The weird thing is that, depending on your tolerance for Wavves' 'tude to begin with, the glossy production doesn't hurt it all that much. It's still a punk album in outlook, only with the pop tendencies pushed way to the fore. And if nothing else, the loss of all the digitally crunched-up redlining makes the album an easier listen in terms of purely physiological ear fatigue (if this album and Wavvves run back-to-back in your iTunes library, watch for yourself leaning over to turn down the volume by the time King of the Beach's predecessor hits its second overcompressed song).

King of the Beach starts strong with the title track and "Super Soaker," a sequence that sees the band's typically effortless hooks dressed up with big, chorused, only lightly fuzzed-up guitar bursts and discreet production flourishes (some loud/quiet/loud business on the former, some synth squiggles on the latter). "Linus Spacehead" is a halftime jam led by bass guitar (their "Come as You Are" or "Lithium" perhaps); "When Will You Come" drives yet another nail in the coffin of the Crystals' archetypal "Be My Baby" backbeat, as does a brief break on the chorus of "Baby Say Goodbye." "Take On the World" is a standout track, as catchy as anything the band has done in any iteration.

"Green Eyes" starts like a straight-up, heart-on-sleeve love song ("Green eyes, I'd run away with you") but quickly turns into something more unsure—green eyes as weed paranoia, as envious monsters. "Mickey Mouse" is an excusable foray into loopy, reverberated space that's almost "chillwave"—released well in advance of the album, it turned out to be a diversion more than a signal of Wavves' actual new direction. The clear miss here is "Convertible Balloon"; its pre-chorus, Excitebike rave-up and video-game synth organs annoy at first listen.

Wavvves' most highly evolved emotion was sneering apathy ("You see me/I don't care"). King of the Beach, if not quite living up to the campy boast of its title, at least alternates between the usual performative self-pity and some tentative glimmers of optimism and ambition. The title track is a bratty taunt: "You're never gonna stop me." "Take On the World" turns from Williams complaining, "I hate my music" to musing, hopefully if halfheartedly, "To take on the world would be something."

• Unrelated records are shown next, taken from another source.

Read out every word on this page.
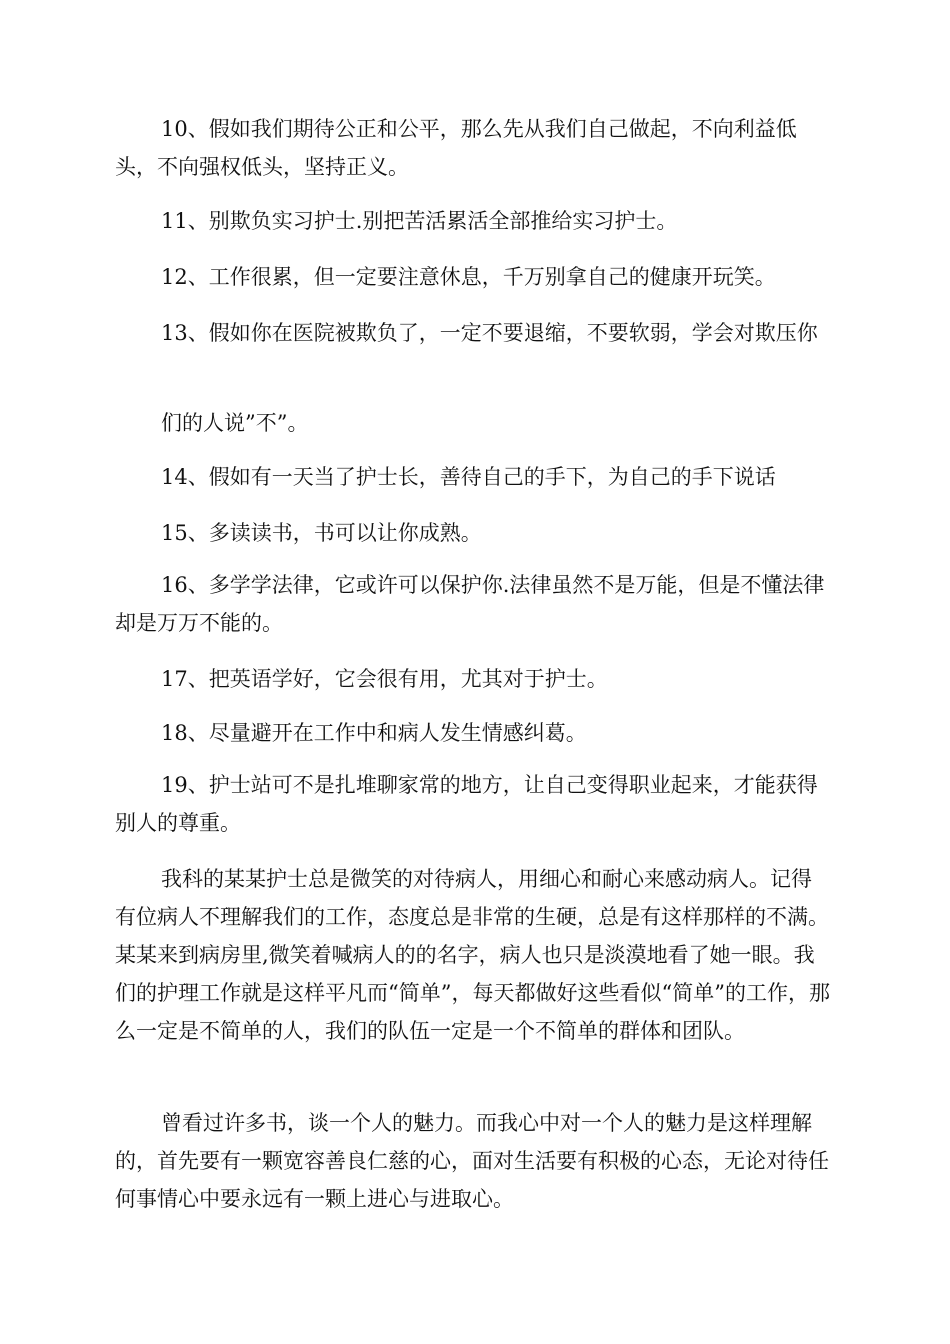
10、假如我们期待公正和公平，那么先从我们自己做起，不向利益低头，不向强权低头，坚持正义。

11、别欺负实习护士.别把苦活累活全部推给实习护士。

12、工作很累，但一定要注意休息，千万别拿自己的健康开玩笑。

13、假如你在医院被欺负了，一定不要退缩，不要软弱，学会对欺压你

们的人说”不”。

14、假如有一天当了护士长，善待自己的手下，为自己的手下说话

15、多读读书，书可以让你成熟。

16、多学学法律，它或许可以保护你.法律虽然不是万能，但是不懂法律却是万万不能的。

17、把英语学好，它会很有用，尤其对于护士。

18、尽量避开在工作中和病人发生情感纠葛。

19、护士站可不是扎堆聊家常的地方，让自己变得职业起来，才能获得别人的尊重。

我科的某某护士总是微笑的对待病人，用细心和耐心来感动病人。记得有位病人不理解我们的工作，态度总是非常的生硬，总是有这样那样的不满。某某来到病房里,微笑着喊病人的的名字，病人也只是淡漠地看了她一眼。我们的护理工作就是这样平凡而“简单”，每天都做好这些看似“简单”的工作，那么一定是不简单的人，我们的队伍一定是一个不简单的群体和团队。

曾看过许多书，谈一个人的魅力。而我心中对一个人的魅力是这样理解的，首先要有一颗宽容善良仁慈的心，面对生活要有积极的心态，无论对待任何事情心中要永远有一颗上进心与进取心。
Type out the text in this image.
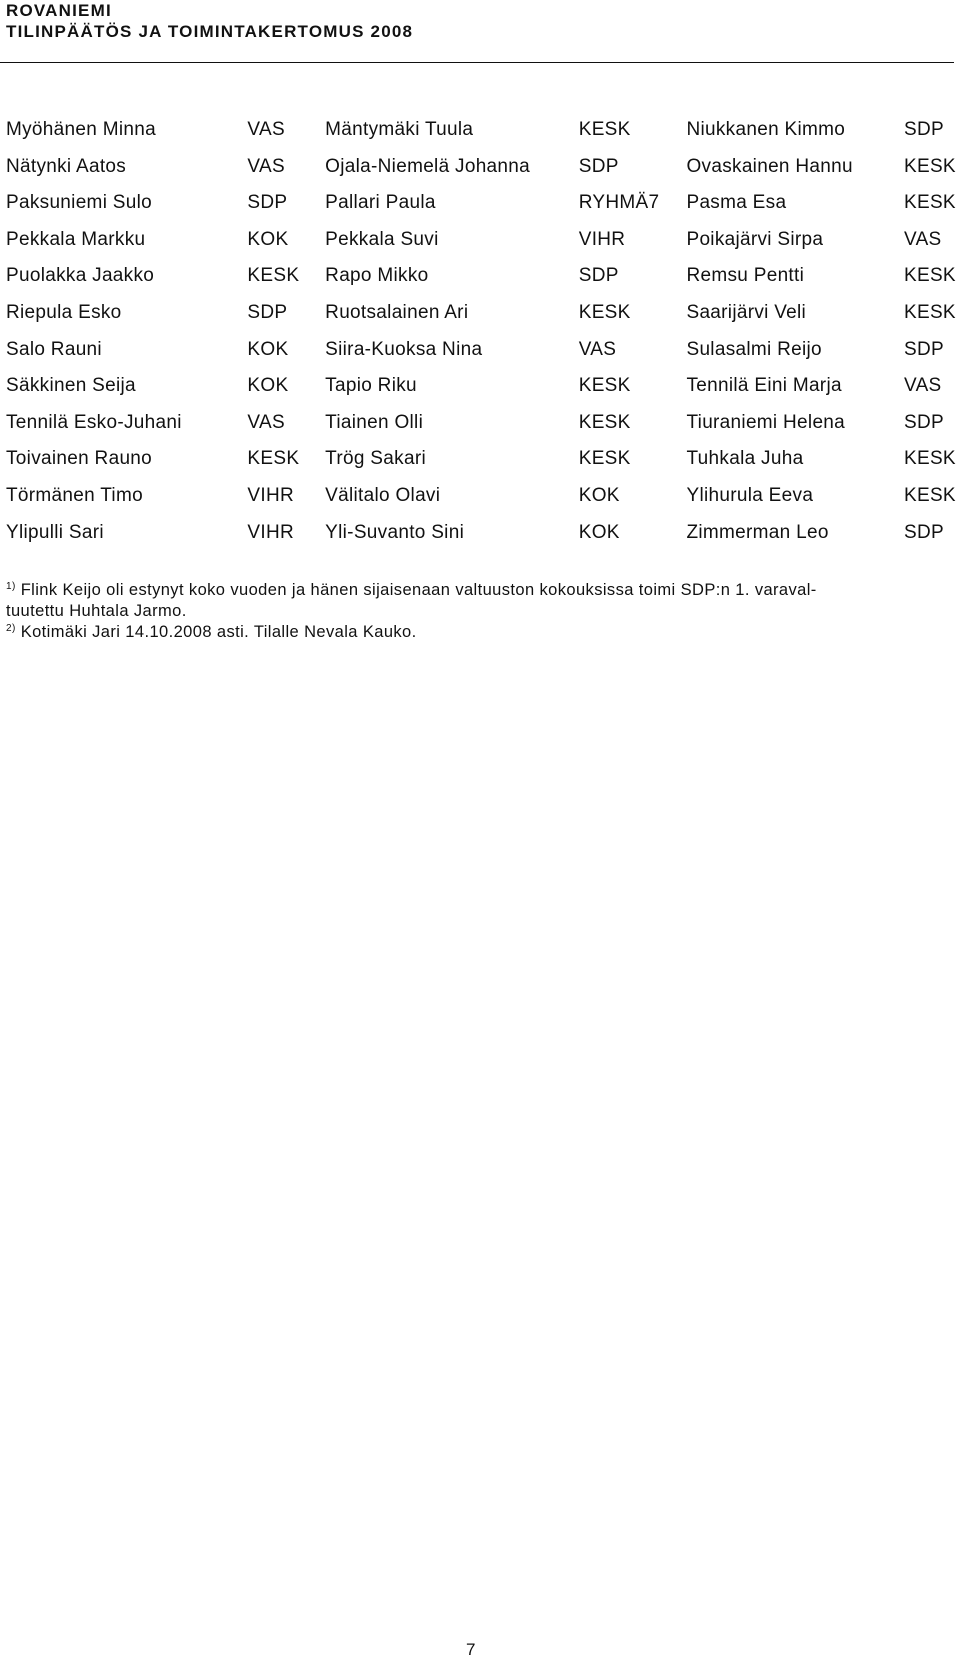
ROVANIEMI
TILINPÄÄTÖS JA TOIMINTAKERTOMUS 2008
Myöhänen Minna	VAS	Mäntymäki Tuula	KESK	Niukkanen Kimmo	SDP
Nätynki Aatos	VAS	Ojala-Niemelä Johanna	SDP	Ovaskainen Hannu	KESK
Paksuniemi Sulo	SDP	Pallari Paula	RYHMÄ7	Pasma Esa	KESK
Pekkala Markku	KOK	Pekkala Suvi	VIHR	Poikajärvi Sirpa	VAS
Puolakka Jaakko	KESK	Rapo Mikko	SDP	Remsu Pentti	KESK
Riepula Esko	SDP	Ruotsalainen Ari	KESK	Saarijärvi Veli	KESK
Salo Rauni	KOK	Siira-Kuoksa Nina	VAS	Sulasalmi Reijo	SDP
Säkkinen Seija	KOK	Tapio Riku	KESK	Tennilä Eini Marja	VAS
Tennilä Esko-Juhani	VAS	Tiainen Olli	KESK	Tiuraniemi Helena	SDP
Toivainen Rauno	KESK	Trög Sakari	KESK	Tuhkala Juha	KESK
Törmänen Timo	VIHR	Välitalo Olavi	KOK	Ylihurula Eeva	KESK
Ylipulli Sari	VIHR	Yli-Suvanto Sini	KOK	Zimmerman Leo	SDP
$^{1)}$ Flink Keijo oli estynyt koko vuoden ja hänen sijaisenaan valtuuston kokouksissa toimi SDP:n 1. varaval-
tuutettu Huhtala Jarmo.
$^{2)}$ Kotimäki Jari 14.10.2008 asti. Tilalle Nevala Kauko.
7
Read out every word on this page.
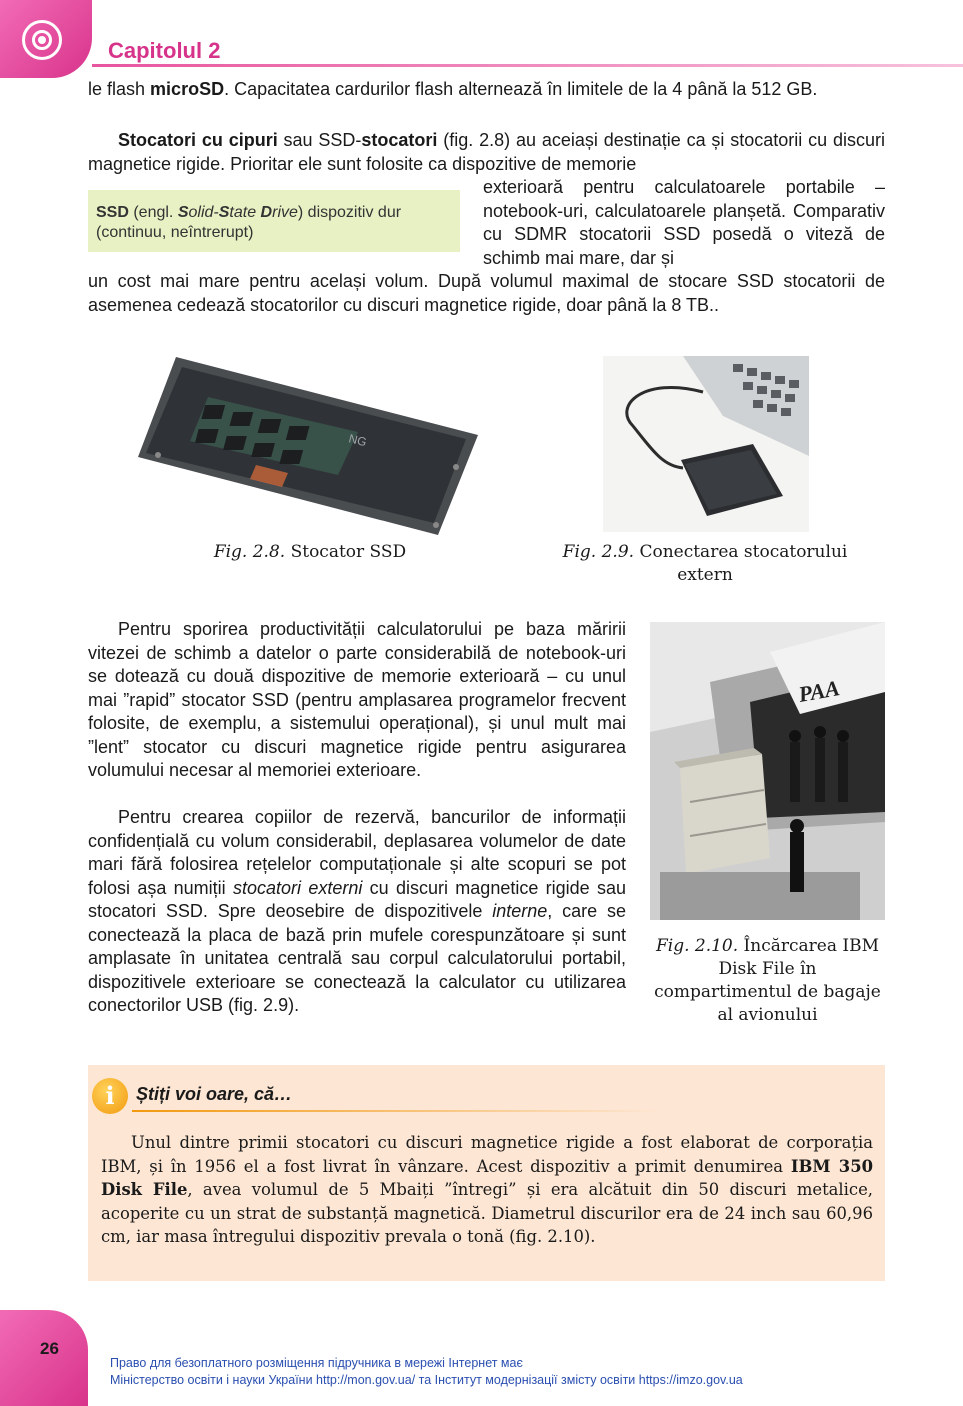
Capitolul 2
le flash microSD. Capacitatea cardurilor flash alternează în limitele de la 4 până la 512 GB.
Stocatori cu cipuri sau SSD-stocatori (fig. 2.8) au aceiași destinație ca și stocatorii cu discuri magnetice rigide. Prioritar ele sunt folosite ca dispozitive de memorie
SSD (engl. Solid-State Drive) dispozitiv dur (continuu, neîntrerupt)
exterioară pentru calculatoarele portabile – notebook-uri, calculatoarele planșetă. Comparativ cu SDMR stocatorii SSD posedă o viteză de schimb mai mare, dar și
un cost mai mare pentru același volum. După volumul maximal de stocare SSD stocatorii de asemenea cedează stocatorilor cu discuri magnetice rigide, doar până la 8 TB..
NG
Fig. 2.8. Stocator SSD	Fig. 2.9. Conectarea stocatorului extern
Pentru sporirea productivității calculatorului pe baza măririi vitezei de schimb a datelor o parte considerabilă de notebook-uri se dotează cu două dispozitive de memorie exterioară – cu unul mai ”rapid” stocator SSD (pentru amplasarea programelor frecvent folosite, de exemplu, a sistemului operațional), și unul mult mai ”lent” stocator cu discuri magnetice rigide pentru asigurarea volumului necesar al memoriei exterioare.
Pentru crearea copiilor de rezervă, bancurilor de informații confidențială cu volum considerabil, deplasarea volumelor de date mari fără folosirea rețelelor computaționale și alte scopuri se pot folosi așa numiții stocatori externi cu discuri magnetice rigide sau stocatori SSD. Spre deosebire de dispozitivele interne, care se conectează la placa de bază prin mufele corespunzătoare și sunt amplasate în unitatea centrală sau corpul calculatorului portabil, dispozitivele exterioare se conectează la calculator cu utilizarea conectorilor USB (fig. 2.9).
PAA
Fig. 2.10. Încărcarea IBM Disk File în compartimentul de bagaje al avionului
i	Știți voi oare, că…
Unul dintre primii stocatori cu discuri magnetice rigide a fost elaborat de corporația IBM, și în 1956 el a fost livrat în vânzare. Acest dispozitiv a primit denumirea IBM 350 Disk File, avea volumul de 5 Mbaiți ”întregi” și era alcătuit din 50 discuri metalice, acoperite cu un strat de substanță magnetică. Diametrul discurilor era de 24 inch sau 60,96 cm, iar masa întregului dispozitiv prevala o tonă (fig. 2.10).
26
Право для безоплатного розміщення підручника в мережі Інтернет має
Міністерство освіти і науки України http://mon.gov.ua/ та Інститут модернізації змісту освіти https://imzo.gov.ua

And what's not to be (kinda) happy about? Williams has a high-profile, lo-fi girlfriend (Bethany Cosentino of Best Coast), he's internet famous, he gets to jam with dudes from Hella and Jay Reatard's backing band. Or, as he sings on the headlong j/k of "Post Acid": "Misery... I'm just having fun with you." recommended

This story has been updated since its original publication.